Cine

'Civil War': el almuerzo desnudo

Un fotograma de 'Civil War', film de Alex Garland

Antonio Boñar

Vivimos adocenados dentro de nuestro cómodo presente, ese en el que todo parece estar quieto, a veces turbadamente quieto, como en ese programa de televisión de noticias que observamos sin escuchar, esperando el apocalipsis final como quien espera que llegue su pedido de comida italiana a la carta, como quién pide unas manos para rascar su espalda, como quien confunde esos dedos traviesos sobre el gastado lienzo de su piel con el amor, como quien ve ganar a su equipo y se acuesta pensando que todo está bien, ajeno al hambre y a las guerras, a los hombres y mujeres que mueren en otras partes de este mundo que es también el nuestro, tan lejos y tan cerca.

Lo que cuenta Civil War está pasando y ha pasado siempre, pero es cuando la devastación afecta a nuestras frívolas y cotidianas costumbres cuando se vuelve aterrador, es cuando nuestras rutinas más sencillas se derrumban en unos pocos segundos cuando todo se oscurece, como una pesadilla reventando nuestro sueño más plácido en esa hora en la que solo deberíamos estar acunados por la noche más dulce. Está ocurriendo en Gaza, Etiopía, Birmania o Ucrania; ocurrió en España, Yugoslavia y Europa; ocurre cada cierto tiempo en cualquier parte del mundo, porque la pulsión humana por matar y conquistar, por prevalecer y dominar, nunca ha entendido de sofisticaciones. Las civilizaciones más prósperas han sucumbido con absurda condescendencia al desastre, se han empezado a fagocitar a sí mismas en el mismo momento en el que se han empezado a creer eternas, satisfechas y henchidas de poder. Roma no se conquistó en un día, pero tampoco desapareció en un día, las sociedades más encantadas de conocerse a sí mismas siempre han caído lentamente, al principio, para luego derrumbarse de repente, con una suerte de perplejidad estúpida retratando su final. Nadie lo ve venir, nadie ve llegar la derrota, los perdedores son seres que digieren espantados ese último y retorcido atisbo de lucidez que les explica la fragilidad del destino.

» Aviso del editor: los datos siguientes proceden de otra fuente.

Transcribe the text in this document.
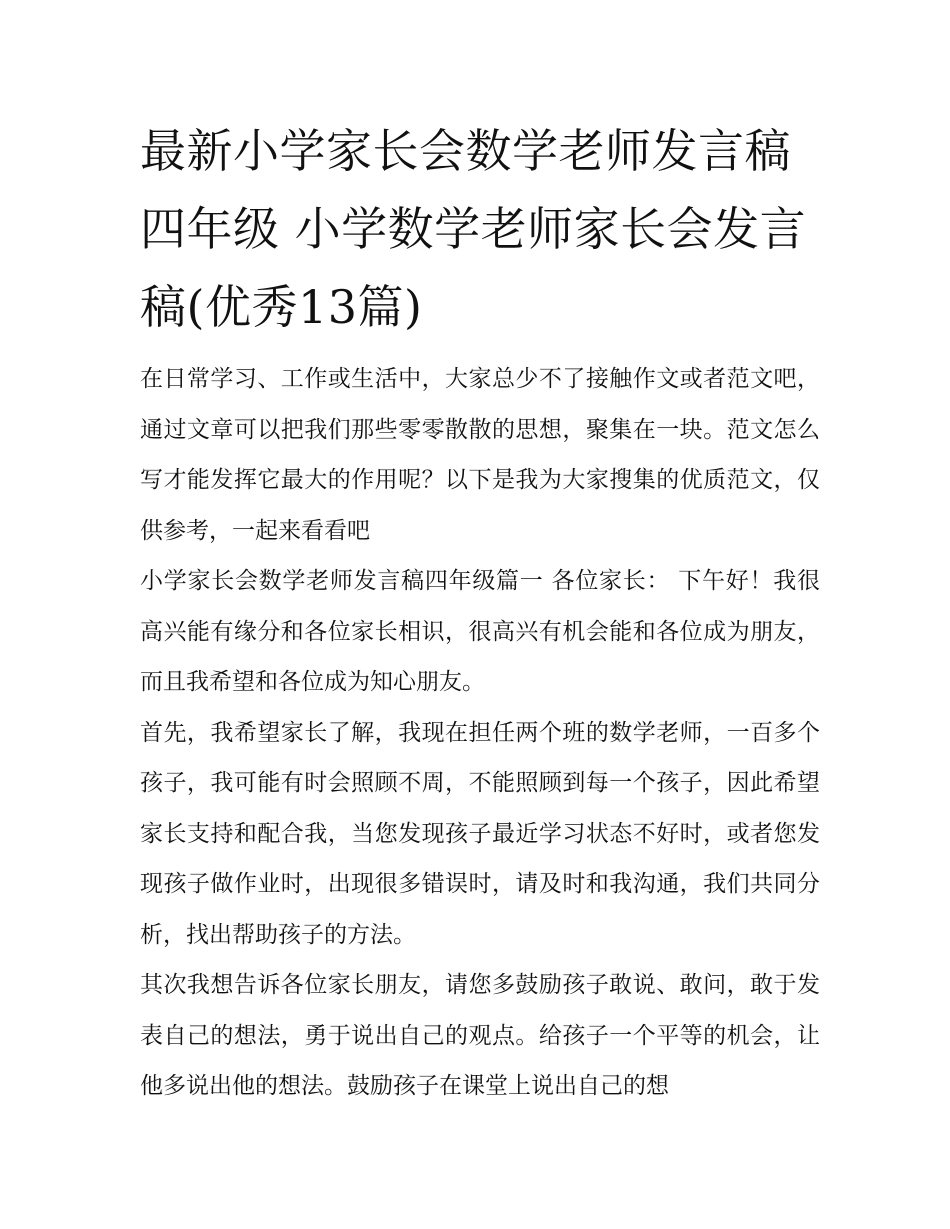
最新小学家长会数学老师发言稿四年级 小学数学老师家长会发言稿(优秀13篇)

在日常学习、工作或生活中，大家总少不了接触作文或者范文吧，通过文章可以把我们那些零零散散的思想，聚集在一块。范文怎么写才能发挥它最大的作用呢？以下是我为大家搜集的优质范文，仅供参考，一起来看看吧

小学家长会数学老师发言稿四年级篇一 各位家长： 下午好！我很高兴能有缘分和各位家长相识，很高兴有机会能和各位成为朋友，而且我希望和各位成为知心朋友。

首先，我希望家长了解，我现在担任两个班的数学老师，一百多个孩子，我可能有时会照顾不周，不能照顾到每一个孩子，因此希望家长支持和配合我，当您发现孩子最近学习状态不好时，或者您发现孩子做作业时，出现很多错误时，请及时和我沟通，我们共同分析，找出帮助孩子的方法。

其次我想告诉各位家长朋友，请您多鼓励孩子敢说、敢问，敢于发表自己的想法，勇于说出自己的观点。给孩子一个平等的机会，让他多说出他的想法。鼓励孩子在课堂上说出自己的想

Lo mejor de esta extraña y absorbente película es su intencionada falta de perspectiva, su negación de la explicación. No sabemos por qué el país más poderoso del planeta ha llegado a este punto, a una guerra civil de la que solo se nos cuenta que ha venido para quedarse, que ha devastado los paisajes más retratados y vulgares del primer mundo, simplemente ha pasado. Y no nos resulta descabellado porque el buen cine es la herramienta perfecta para introducirnos dentro de una distopía tan alucinante (o no) como la que se nos cuenta, porque para eso están la imaginación y el arte, para mostrarnos lo que hay en la punta de nuestros tenedores.